= Louise Haagh =

Academic and author

Louise Haagh (born 23 June 1967) is an academic expert on economic security, and social advocate who is best known for her leading role in the basic income movement. She is Professor of Politics at the University of York. She was born and grew up in Denmark, spent several years in Latin America and later settled in Britain, and is a dual Danish-British citizen. She is co-editor-in-chief of the academic journal Basic Income Studies. Since 2011, she has been Co-Chair, chair, and now Chair Emeritus of the Basic Income Earth Network. She is a former trustee and now patron of the Citizens’ Income Trust in the UK and a fellow of the Royal Society of Arts.

Her critical scholarship on basic income and democratization links both the case and scope for Basic Income to democratic development of the economy as a whole. She advocates a humanist democratic approach, and is known for her critique of a redistributive defense tied to global market expansion, both rooted in her comparative work on human economy justice and governing.

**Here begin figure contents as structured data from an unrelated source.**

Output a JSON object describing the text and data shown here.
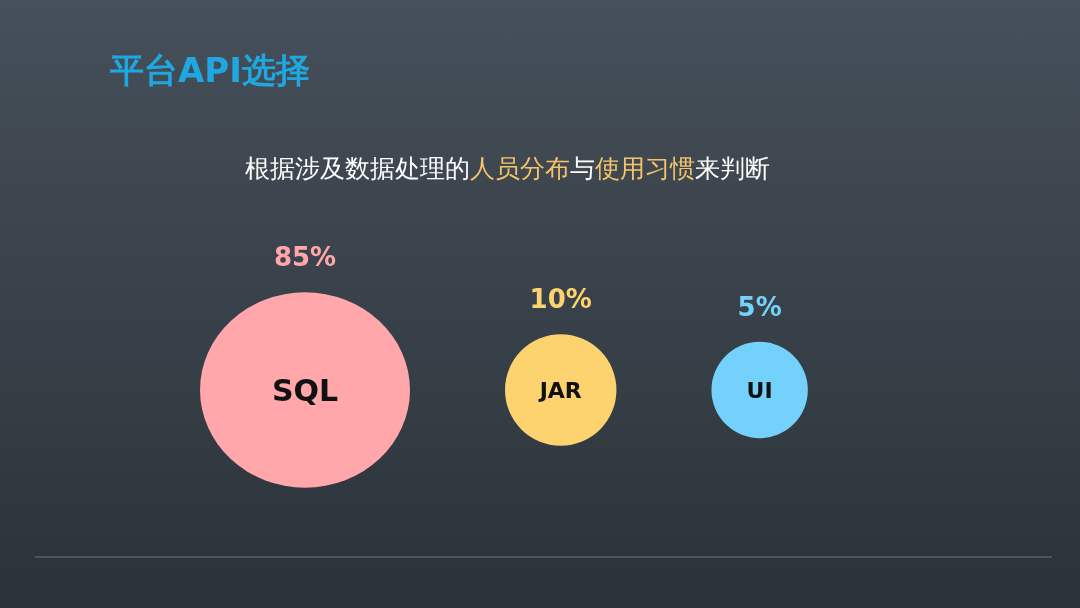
{
  "chart_data": {
    "type": "other",
    "title": "平台API选择",
    "subtitle": "根据涉及数据处理的**人员分布**与**使用习惯**来判断",
    "categories": [
      "SQL",
      "JAR",
      "UI"
    ],
    "values": [
      85,
      10,
      5
    ],
    "value_labels": [
      "85%",
      "10%",
      "5%"
    ],
    "colors": [
      "#ffa7ab",
      "#fdd36f",
      "#74d1fb"
    ]
  }
}
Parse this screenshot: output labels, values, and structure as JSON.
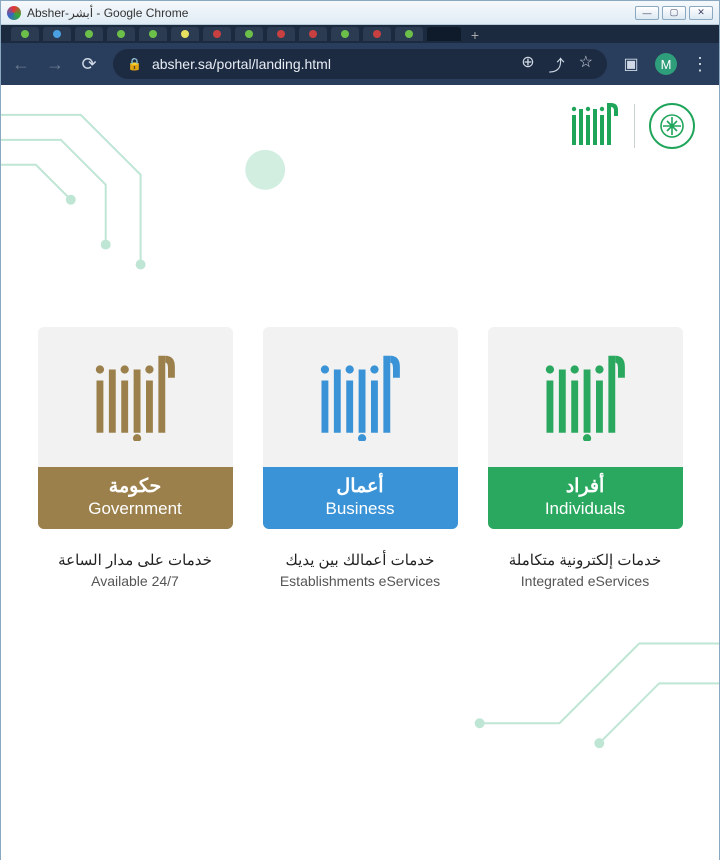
{
  "window": {
    "title": "Absher-أبشر - Google Chrome"
  },
  "browser": {
    "url": "absher.sa/portal/landing.html",
    "profile_initial": "M",
    "tab_dot_colors": [
      "#6cc04a",
      "#4aa0e0",
      "#6cc04a",
      "#6cc04a",
      "#6cc04a",
      "#e8e060",
      "#c84040",
      "#6cc04a",
      "#c84040",
      "#c84040",
      "#6cc04a",
      "#c84040",
      "#6cc04a"
    ]
  },
  "colors": {
    "gov": "#9b804c",
    "biz": "#3a93d6",
    "ind": "#2aa85f",
    "card_bg": "#f1f2f1",
    "decor": "#74c9a5",
    "decor_light": "#bfe6d4"
  },
  "cards": [
    {
      "key": "government",
      "color": "#9b804c",
      "title_ar": "حكومة",
      "title_en": "Government",
      "desc_ar": "خدمات على مدار الساعة",
      "desc_en": "Available 24/7"
    },
    {
      "key": "business",
      "color": "#3a93d6",
      "title_ar": "أعمال",
      "title_en": "Business",
      "desc_ar": "خدمات أعمالك بين يديك",
      "desc_en": "Establishments eServices"
    },
    {
      "key": "individuals",
      "color": "#2aa85f",
      "title_ar": "أفراد",
      "title_en": "Individuals",
      "desc_ar": "خدمات إلكترونية متكاملة",
      "desc_en": "Integrated eServices"
    }
  ]
}
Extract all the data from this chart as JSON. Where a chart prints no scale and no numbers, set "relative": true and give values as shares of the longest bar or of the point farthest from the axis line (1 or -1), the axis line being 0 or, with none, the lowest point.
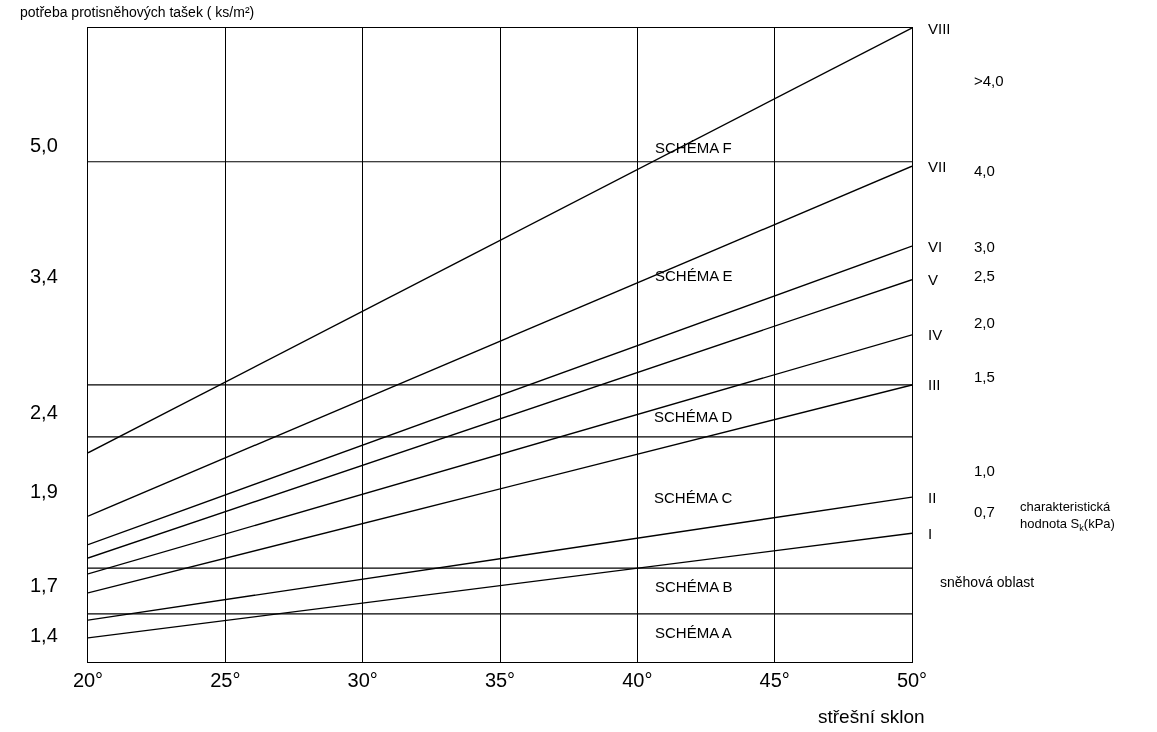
{
  "chart_data": {
    "type": "line",
    "relative": true,
    "title": "potřeba protisněhových tašek ( ks/m²)",
    "xlabel": "střešní sklon",
    "x": [
      20,
      50
    ],
    "xlim": [
      20,
      50
    ],
    "xticks": [
      {
        "value": 20,
        "label": "20°"
      },
      {
        "value": 25,
        "label": "25°"
      },
      {
        "value": 30,
        "label": "30°"
      },
      {
        "value": 35,
        "label": "35°"
      },
      {
        "value": 40,
        "label": "40°"
      },
      {
        "value": 45,
        "label": "45°"
      },
      {
        "value": 50,
        "label": "50°"
      }
    ],
    "grid": "x",
    "legend": false,
    "marker": "none",
    "line_style": "solid",
    "series": [
      {
        "name": "VIII",
        "color": "#000000",
        "values": [
          0.33,
          1.0
        ]
      },
      {
        "name": "VII",
        "color": "#000000",
        "values": [
          0.23,
          0.782
        ]
      },
      {
        "name": "VI",
        "color": "#000000",
        "values": [
          0.185,
          0.656
        ]
      },
      {
        "name": "V",
        "color": "#000000",
        "values": [
          0.164,
          0.603
        ]
      },
      {
        "name": "IV",
        "color": "#000000",
        "values": [
          0.139,
          0.516
        ]
      },
      {
        "name": "III",
        "color": "#000000",
        "values": [
          0.109,
          0.437
        ]
      },
      {
        "name": "II",
        "color": "#000000",
        "values": [
          0.066,
          0.26
        ]
      },
      {
        "name": "I",
        "color": "#000000",
        "values": [
          0.038,
          0.203
        ]
      }
    ],
    "ref_lines": [
      {
        "axis": "y",
        "value": 0.789,
        "color": "#000000"
      },
      {
        "axis": "y",
        "value": 0.437,
        "color": "#000000"
      },
      {
        "axis": "y",
        "value": 0.355,
        "color": "#000000"
      },
      {
        "axis": "y",
        "value": 0.148,
        "color": "#000000"
      },
      {
        "axis": "y",
        "value": 0.076,
        "color": "#000000"
      }
    ],
    "annotations": [
      "SCHÉMA F",
      "SCHÉMA E",
      "SCHÉMA D",
      "SCHÉMA C",
      "SCHÉMA B",
      "SCHÉMA A",
      "5,0",
      "3,4",
      "2,4",
      "1,9",
      "1,7",
      "1,4",
      ">4,0",
      "4,0",
      "3,0",
      "2,5",
      "2,0",
      "1,5",
      "1,0",
      "0,7",
      "charakteristická hodnota S$_{k}$(kPa)",
      "sněhová oblast"
    ]
  }
}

Her work looks at problems relating to the global and national politics of development, economic and democratic development and humanist justice. She has designed and carried out surveys and comparative research on the role of social and economic institutions – in particular employment institutions - in human motivation and economic development in a range of middle and high income countries.

Her 2019 book, The Case for Universal Basic Income was published by Polity Books. The book was showcased in the Stanford Social Innovation Review. Haagh has acted as an expert to international bodies, including the Council of Europe and the World Health Organization. She has appeared in the BBC, La Repubblica, El País, and the New Scientist.

== Publications ==
- Haagh, L. The Case for Universal Basic Income, Cambridge: Polity, 2019 (URL)
- Haagh, L, and Rohregger, B. ‘UBI policies and their potential for addressing health inequities’, World Health Organization Policy Paper Series – Transformative Approaches to have a Prosperous Life, 2019
- Bonelli, L. De Carenem P., Fattori, T., Haagh, L., Jeliazkova, M., Mattei, U.m Roman, D., Robens, I, Rinaldi, D., Santoro, E., Sciurba, A., Vermeire, D., Council of Europe, Living in Dignity in the Twenty-First Century, 2013.
- Goodhart, M., Haagh, L., Fung, A, Gauri, V., Globben, S., Heller, P., Pateman, C., Peruzzotti, E., Rudeiger, A., Schmitz, H., Standing, G., Wanpler, B., Wing, S.,  Democratic Imperatives: Innovations in Rights, Participation, and Economic Citizenship, American Political Science Association Task Force Report, 2012.
- Haagh, L., Citizenship, Labour Markets and Democratization – Chile and the Modern Sequence, Palgrave, 2002.
- Haagh, L. and Helgø, C. (editors.), Social Policy Reform and Market Governance in Latin America, Palgrave, 2002.